Politics | Updated Jun 19, 2007 at 07:04am IST

EC gets gold for super-vision in UP

Smitha Nair, Diptosh MajumdarCNN-IBN

New Delhi: The battle for Uttar Pradesh is yet to get over but the winner is clear – the Election Commission (EC). For the first time, elections in UP have been almost violence free. So, how did the EC pull it off?

“We have done well in four exams and there are three more papers to go,” says Chief Election Commissioner N Gopalaswami modestly.

The guns have fallen silent and not a single instance of violence has been reported from the four phases of polling so far and that’s due to 18 months of planning done by the three wise men of the EC to micro manage each of the 403 constituencies.

For the first time in India’s electoral history the concept of vulnerability mapping was introduced.

A village was taken as a unit and the vulnerable section and the threat perception identified.

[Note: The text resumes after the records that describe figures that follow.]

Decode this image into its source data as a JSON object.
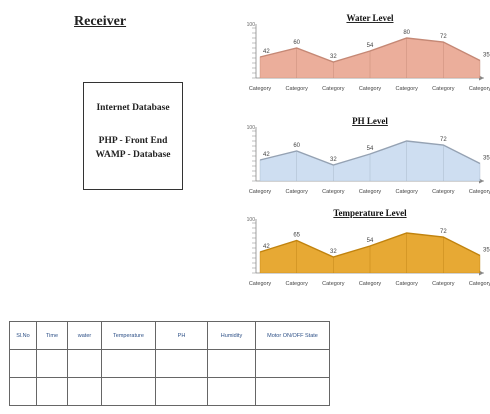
{
  "heading": "Receiver",
  "database_box": {
    "line1": "Internet Database",
    "line2": "PHP - Front End",
    "line3": "WAMP - Database"
  },
  "chart_data": [
    {
      "type": "area",
      "title": "Water Level",
      "categories": [
        "Category",
        "Category",
        "Category",
        "Category",
        "Category",
        "Category",
        "Category"
      ],
      "values": [
        42,
        60,
        32,
        54,
        80,
        72,
        35
      ],
      "value_labels": [
        "42",
        "60",
        "32",
        "54",
        "80",
        "72",
        "35"
      ],
      "ylim": [
        0,
        100
      ],
      "color": "#e8a08a"
    },
    {
      "type": "area",
      "title": "PH Level",
      "categories": [
        "Category",
        "Category",
        "Category",
        "Category",
        "Category",
        "Category",
        "Category"
      ],
      "values": [
        42,
        60,
        32,
        54,
        80,
        72,
        35
      ],
      "value_labels": [
        "42",
        "60",
        "32",
        "54",
        "",
        "72",
        "35"
      ],
      "ylim": [
        0,
        100
      ],
      "color": "#c6d8ee"
    },
    {
      "type": "area",
      "title": "Temperature Level",
      "categories": [
        "Category",
        "Category",
        "Category",
        "Category",
        "Category",
        "Category",
        "Category"
      ],
      "values": [
        42,
        65,
        32,
        54,
        80,
        72,
        35
      ],
      "value_labels": [
        "42",
        "65",
        "32",
        "54",
        "",
        "72",
        "35"
      ],
      "ylim": [
        0,
        100
      ],
      "color": "#e39a10"
    }
  ],
  "table": {
    "headers": [
      "Sl.No",
      "Time",
      "water",
      "Temperature",
      "PH",
      "Humidity",
      "Motor ON/OFF State"
    ],
    "rows": [
      [
        "",
        "",
        "",
        "",
        "",
        "",
        ""
      ],
      [
        "",
        "",
        "",
        "",
        "",
        "",
        ""
      ]
    ]
  }
}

The threat, which in many cases was the local goon or muscleman was then put under surveillance.

A point of contact within the vulnerable community was identified and cultivated as an informant who would relay information to commission officials.

“If the booth official saw that none of the people on a electoral roll had come to vote then observers would be sent to escort the community to the polling station,” Gopalaswami says.

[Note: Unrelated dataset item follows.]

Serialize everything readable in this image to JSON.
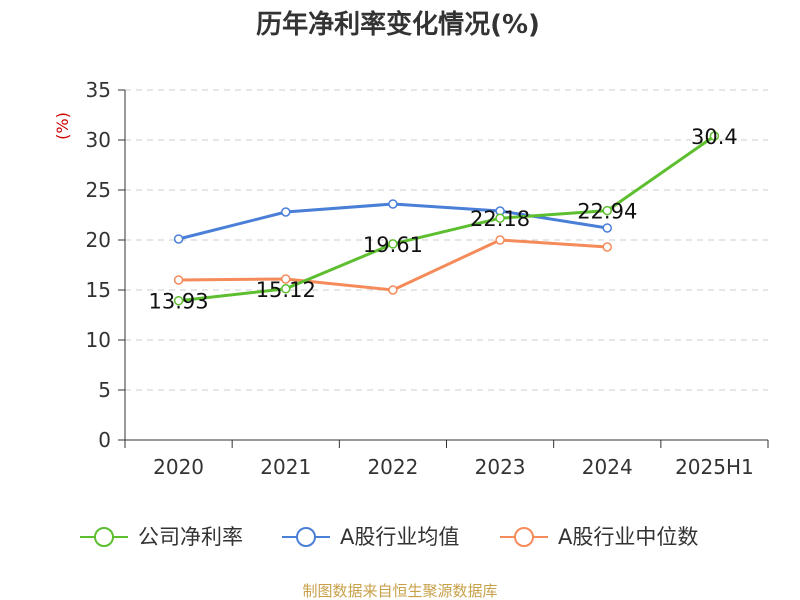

Another loophole which political party workers have been tempted to misutilise has been the missing voters or ghost voters.

Over two million dead voters have been removed from the list and eight million missing voters, who have migrated to other states, have been identified and their names are now on the surveillance list.

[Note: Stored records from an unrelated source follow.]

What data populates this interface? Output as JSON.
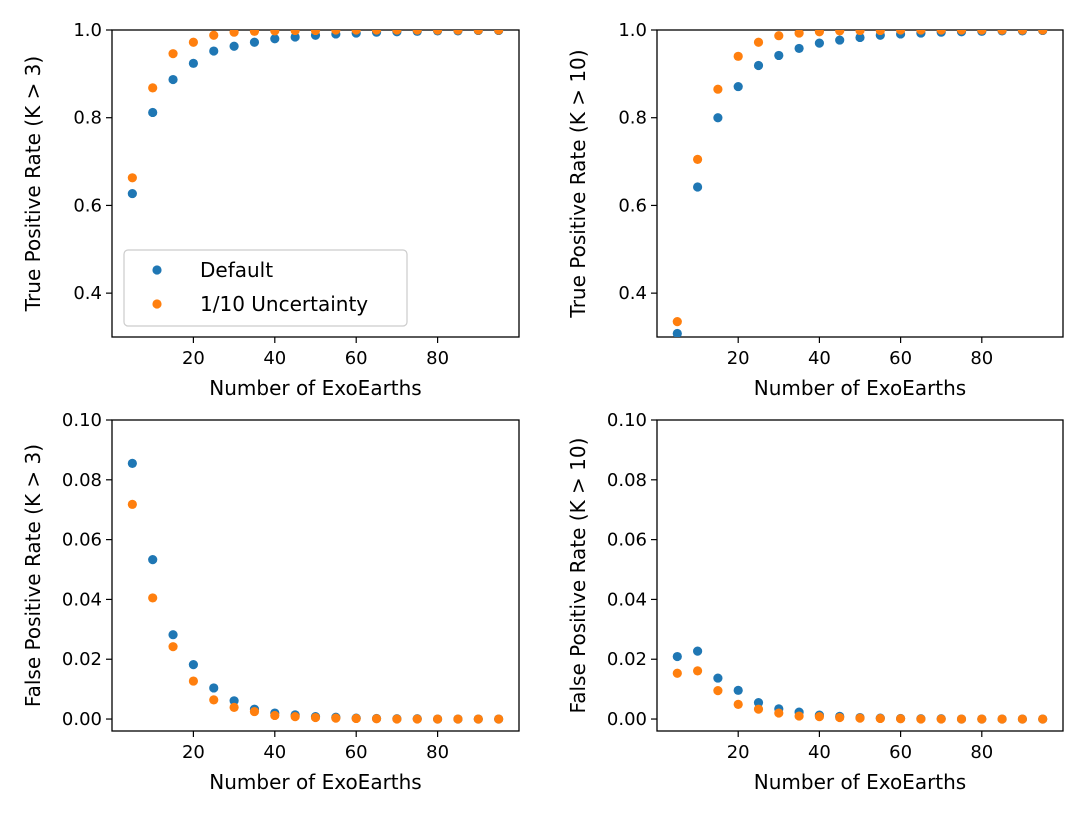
{
  "colors": {
    "default": "#1f77b4",
    "reduced": "#ff7f0e"
  },
  "legend": {
    "entries": [
      "Default",
      "1/10 Uncertainty"
    ],
    "location": "lower-left of top-left panel"
  },
  "chart_data": [
    {
      "type": "scatter",
      "panel": "top-left",
      "xlabel": "Number of ExoEarths",
      "ylabel": "True Positive Rate (K > 3)",
      "xlim": [
        0,
        100
      ],
      "ylim": [
        0.3,
        1.0
      ],
      "xticks": [
        20,
        40,
        60,
        80
      ],
      "yticks": [
        0.4,
        0.6,
        0.8,
        1.0
      ],
      "ytick_labels": [
        "0.4",
        "0.6",
        "0.8",
        "1.0"
      ],
      "x": [
        5,
        10,
        15,
        20,
        25,
        30,
        35,
        40,
        45,
        50,
        55,
        60,
        65,
        70,
        75,
        80,
        85,
        90,
        95
      ],
      "series": [
        {
          "name": "Default",
          "values": [
            0.627,
            0.812,
            0.887,
            0.924,
            0.952,
            0.963,
            0.972,
            0.98,
            0.984,
            0.988,
            0.991,
            0.993,
            0.995,
            0.996,
            0.997,
            0.998,
            0.998,
            0.999,
            0.999
          ]
        },
        {
          "name": "1/10 Uncertainty",
          "values": [
            0.663,
            0.868,
            0.946,
            0.972,
            0.988,
            0.995,
            0.997,
            0.998,
            0.999,
            0.999,
            1.0,
            1.0,
            1.0,
            1.0,
            1.0,
            1.0,
            1.0,
            1.0,
            1.0
          ]
        }
      ],
      "show_legend": true
    },
    {
      "type": "scatter",
      "panel": "top-right",
      "xlabel": "Number of ExoEarths",
      "ylabel": "True Positive Rate (K > 10)",
      "xlim": [
        0,
        100
      ],
      "ylim": [
        0.3,
        1.0
      ],
      "xticks": [
        20,
        40,
        60,
        80
      ],
      "yticks": [
        0.4,
        0.6,
        0.8,
        1.0
      ],
      "ytick_labels": [
        "0.4",
        "0.6",
        "0.8",
        "1.0"
      ],
      "x": [
        5,
        10,
        15,
        20,
        25,
        30,
        35,
        40,
        45,
        50,
        55,
        60,
        65,
        70,
        75,
        80,
        85,
        90,
        95
      ],
      "series": [
        {
          "name": "Default",
          "values": [
            0.308,
            0.642,
            0.8,
            0.871,
            0.919,
            0.942,
            0.958,
            0.97,
            0.977,
            0.983,
            0.988,
            0.991,
            0.993,
            0.995,
            0.996,
            0.997,
            0.998,
            0.998,
            0.999
          ]
        },
        {
          "name": "1/10 Uncertainty",
          "values": [
            0.335,
            0.705,
            0.865,
            0.94,
            0.972,
            0.987,
            0.993,
            0.996,
            0.998,
            0.999,
            0.999,
            1.0,
            1.0,
            1.0,
            1.0,
            1.0,
            1.0,
            1.0,
            1.0
          ]
        }
      ],
      "show_legend": false
    },
    {
      "type": "scatter",
      "panel": "bottom-left",
      "xlabel": "Number of ExoEarths",
      "ylabel": "False Positive Rate (K > 3)",
      "xlim": [
        0,
        100
      ],
      "ylim": [
        -0.004,
        0.1
      ],
      "xticks": [
        20,
        40,
        60,
        80
      ],
      "yticks": [
        0.0,
        0.02,
        0.04,
        0.06,
        0.08,
        0.1
      ],
      "ytick_labels": [
        "0.00",
        "0.02",
        "0.04",
        "0.06",
        "0.08",
        "0.10"
      ],
      "x": [
        5,
        10,
        15,
        20,
        25,
        30,
        35,
        40,
        45,
        50,
        55,
        60,
        65,
        70,
        75,
        80,
        85,
        90,
        95
      ],
      "series": [
        {
          "name": "Default",
          "values": [
            0.0855,
            0.0533,
            0.0282,
            0.0182,
            0.0104,
            0.0061,
            0.0033,
            0.002,
            0.0014,
            0.0008,
            0.0006,
            0.0003,
            0.0002,
            0.0001,
            0.0001,
            0.0,
            0.0,
            0.0,
            0.0
          ]
        },
        {
          "name": "1/10 Uncertainty",
          "values": [
            0.0718,
            0.0405,
            0.0242,
            0.0127,
            0.0064,
            0.0039,
            0.0025,
            0.0012,
            0.0008,
            0.0005,
            0.0003,
            0.0002,
            0.0001,
            0.0,
            0.0,
            0.0,
            0.0,
            0.0,
            0.0
          ]
        }
      ],
      "show_legend": false
    },
    {
      "type": "scatter",
      "panel": "bottom-right",
      "xlabel": "Number of ExoEarths",
      "ylabel": "False Positive Rate (K > 10)",
      "xlim": [
        0,
        100
      ],
      "ylim": [
        -0.004,
        0.1
      ],
      "xticks": [
        20,
        40,
        60,
        80
      ],
      "yticks": [
        0.0,
        0.02,
        0.04,
        0.06,
        0.08,
        0.1
      ],
      "ytick_labels": [
        "0.00",
        "0.02",
        "0.04",
        "0.06",
        "0.08",
        "0.10"
      ],
      "x": [
        5,
        10,
        15,
        20,
        25,
        30,
        35,
        40,
        45,
        50,
        55,
        60,
        65,
        70,
        75,
        80,
        85,
        90,
        95
      ],
      "series": [
        {
          "name": "Default",
          "values": [
            0.0209,
            0.0227,
            0.0137,
            0.0096,
            0.0055,
            0.0034,
            0.0023,
            0.0013,
            0.0009,
            0.0005,
            0.0003,
            0.0002,
            0.0001,
            0.0001,
            0.0,
            0.0,
            0.0,
            0.0,
            0.0
          ]
        },
        {
          "name": "1/10 Uncertainty",
          "values": [
            0.0153,
            0.0161,
            0.0095,
            0.0049,
            0.0033,
            0.002,
            0.001,
            0.0008,
            0.0005,
            0.0003,
            0.0002,
            0.0001,
            0.0,
            0.0,
            0.0,
            0.0,
            0.0,
            0.0,
            0.0
          ]
        }
      ],
      "show_legend": false
    }
  ]
}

“In some constituencies the percentage of the so-called missing voters are as high as 20 % and often that is the percentage difference between victory and defeat,” explains Gopalaswami.

There have been many firsts for the Commission in this election, from the use of the special software for a micro-analysis of the states previous electoral records to extensive use of CCTV cameras and videographers. All this keeping in mind what author Ruskin Bond once said that Uttar Pradesh is a world in itself.